After wondering what my belly was growing (in the absence of food or a baby), I visited with my gastroenterologist recently.
Yes, not only do I have a hematologist, an endocrinologist, a gynecologist and a pharmacist.. I have a gastroenterologist. Sadly, all are warranted due to my crap genes (and the need for Aetna to make money off my $50 co pays)…. Seriously folks, I’m working my health plan like a mule. Bring on anything Obama can offer cos mine is about to croak.
Back to my watermelon stomach.
I’m sitting in the office answering the new-ARRAfunded-electronic health record questionnaire..(8 pages). I never realize how sick I actually am, nor how f**ked my genes are until I started this thing.
Please tick all those that apply:
- Dizziness? (I’m a chick)
- Weight gain? (heeellooooo.. I live for candy)
- Weight loss? (hmmm… once when I had my jaw wired shut for 6 weeks)
- Bloating? (…meet the virgin born baby Thomas. He’s due tomorrow)
- Vision problems? (…do cataracts count?)
- Unexplained bruising? (.. only after 4 martinis)
- Fatigue? (….seriously is anyone over 13 NOT fatigued?)
- Breast Cancer (yep)
- Stroke (yep, yep)
- High cholesterol (its a christening present)
- High Blood pressure (its everyone’s 13th birthday present along with anxiety disorder.. yes, we’re all stressed about how unhealthy we all are)
- Bowel cancer (yes, gluten is our cryptonite)
- Diabetes (I prefer to refer to it as ‘chocolate appreciation par excellence‘)
- Early unexpected death (well hopefully not before I finish this damn questionnaire)
The doctor walks into the waiting room. Devastatinglyhandsome. DAMN, 2 years since I saw him last (when I propositioned him while under general anesthetic).. and he still gives me the sweats. “Come on through” … I bite my tongue to avoid asking him to marry me.
5 mins later, he has his finger up my ass without even a compliment.
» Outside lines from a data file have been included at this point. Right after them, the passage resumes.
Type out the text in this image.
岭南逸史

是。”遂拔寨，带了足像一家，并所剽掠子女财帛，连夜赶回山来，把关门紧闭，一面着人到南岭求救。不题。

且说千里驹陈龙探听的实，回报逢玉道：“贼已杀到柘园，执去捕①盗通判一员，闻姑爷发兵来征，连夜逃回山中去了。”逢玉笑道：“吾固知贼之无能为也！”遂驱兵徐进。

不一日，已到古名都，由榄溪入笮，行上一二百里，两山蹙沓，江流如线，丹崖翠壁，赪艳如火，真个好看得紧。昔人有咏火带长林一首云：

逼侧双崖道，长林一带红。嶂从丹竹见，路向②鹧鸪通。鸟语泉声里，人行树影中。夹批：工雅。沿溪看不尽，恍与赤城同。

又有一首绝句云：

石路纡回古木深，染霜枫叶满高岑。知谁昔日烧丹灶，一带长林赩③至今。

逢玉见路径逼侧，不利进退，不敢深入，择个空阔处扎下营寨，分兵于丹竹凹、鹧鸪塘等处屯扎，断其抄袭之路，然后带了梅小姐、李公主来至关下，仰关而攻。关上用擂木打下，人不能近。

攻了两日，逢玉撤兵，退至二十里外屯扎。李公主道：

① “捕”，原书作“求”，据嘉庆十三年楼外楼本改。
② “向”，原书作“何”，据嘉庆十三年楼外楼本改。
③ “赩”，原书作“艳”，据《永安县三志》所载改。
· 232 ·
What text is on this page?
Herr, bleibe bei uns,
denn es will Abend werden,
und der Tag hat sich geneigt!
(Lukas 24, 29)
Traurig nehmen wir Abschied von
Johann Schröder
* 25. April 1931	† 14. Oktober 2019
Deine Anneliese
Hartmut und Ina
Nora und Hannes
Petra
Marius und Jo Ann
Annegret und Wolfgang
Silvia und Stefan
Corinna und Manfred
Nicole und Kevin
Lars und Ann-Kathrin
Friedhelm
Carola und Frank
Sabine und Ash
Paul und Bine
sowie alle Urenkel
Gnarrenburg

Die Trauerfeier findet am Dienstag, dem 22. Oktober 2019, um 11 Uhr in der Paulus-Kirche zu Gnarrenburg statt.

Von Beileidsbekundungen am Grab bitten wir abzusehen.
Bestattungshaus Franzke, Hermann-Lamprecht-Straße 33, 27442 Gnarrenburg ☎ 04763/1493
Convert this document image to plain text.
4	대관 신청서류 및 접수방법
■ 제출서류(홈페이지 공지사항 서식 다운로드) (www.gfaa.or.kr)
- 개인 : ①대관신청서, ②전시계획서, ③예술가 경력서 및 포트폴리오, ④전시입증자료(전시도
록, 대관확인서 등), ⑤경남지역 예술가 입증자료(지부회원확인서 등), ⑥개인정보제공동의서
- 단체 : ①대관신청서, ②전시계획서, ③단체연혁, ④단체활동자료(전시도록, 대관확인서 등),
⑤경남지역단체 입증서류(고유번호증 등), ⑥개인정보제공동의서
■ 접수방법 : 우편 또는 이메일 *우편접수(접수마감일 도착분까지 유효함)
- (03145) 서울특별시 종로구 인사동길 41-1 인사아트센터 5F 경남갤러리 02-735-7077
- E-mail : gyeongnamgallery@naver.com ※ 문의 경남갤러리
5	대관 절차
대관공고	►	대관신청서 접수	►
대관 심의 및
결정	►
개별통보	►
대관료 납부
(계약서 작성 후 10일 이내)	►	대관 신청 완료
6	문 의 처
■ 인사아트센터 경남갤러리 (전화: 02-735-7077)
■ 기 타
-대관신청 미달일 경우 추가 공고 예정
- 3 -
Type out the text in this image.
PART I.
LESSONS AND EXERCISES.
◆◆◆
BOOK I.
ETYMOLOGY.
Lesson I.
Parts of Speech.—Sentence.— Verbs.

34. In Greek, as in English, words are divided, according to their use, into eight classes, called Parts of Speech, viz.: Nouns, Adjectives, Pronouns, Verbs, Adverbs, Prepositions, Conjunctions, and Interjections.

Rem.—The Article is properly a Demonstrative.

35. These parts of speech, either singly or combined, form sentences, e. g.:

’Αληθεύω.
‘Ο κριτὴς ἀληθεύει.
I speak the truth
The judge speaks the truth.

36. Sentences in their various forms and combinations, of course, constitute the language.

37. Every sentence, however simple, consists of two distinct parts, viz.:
But don’t worry, he thinks that now is great time to discuss my dating status..
What, you think now is a good time to unpack the details of my dating life???? While your finger is trying to find god knows what while tickling my sphincter…?
I hmmm and haaaaa then reach for the stars when he hits what can only be my nasal cavity. Enough! My new shoes don’t deserved the amount of sweat which is poring off my feet.
“are you experiencing pain because you’re not used to this?”
Yep, now is not the time to be talking about any proclivities I might or might not have. (and this, certainly wouldn’t be one of them.. for god sake, I didn’t even get to take my shoes off or have a glass of wine).
Apparently I reached his decibel tolerance and he withdrew his hand with a snappy snap of the glove.
5 mins later I’m leaving his office with my evening project.
Fecal sample. Not just a sample, but a sample of a sample. Yes, I’ve been asking to spend my evening pooping and then cutting it into slices to select ‘ the right’ poop.
Being single has never been such an asset.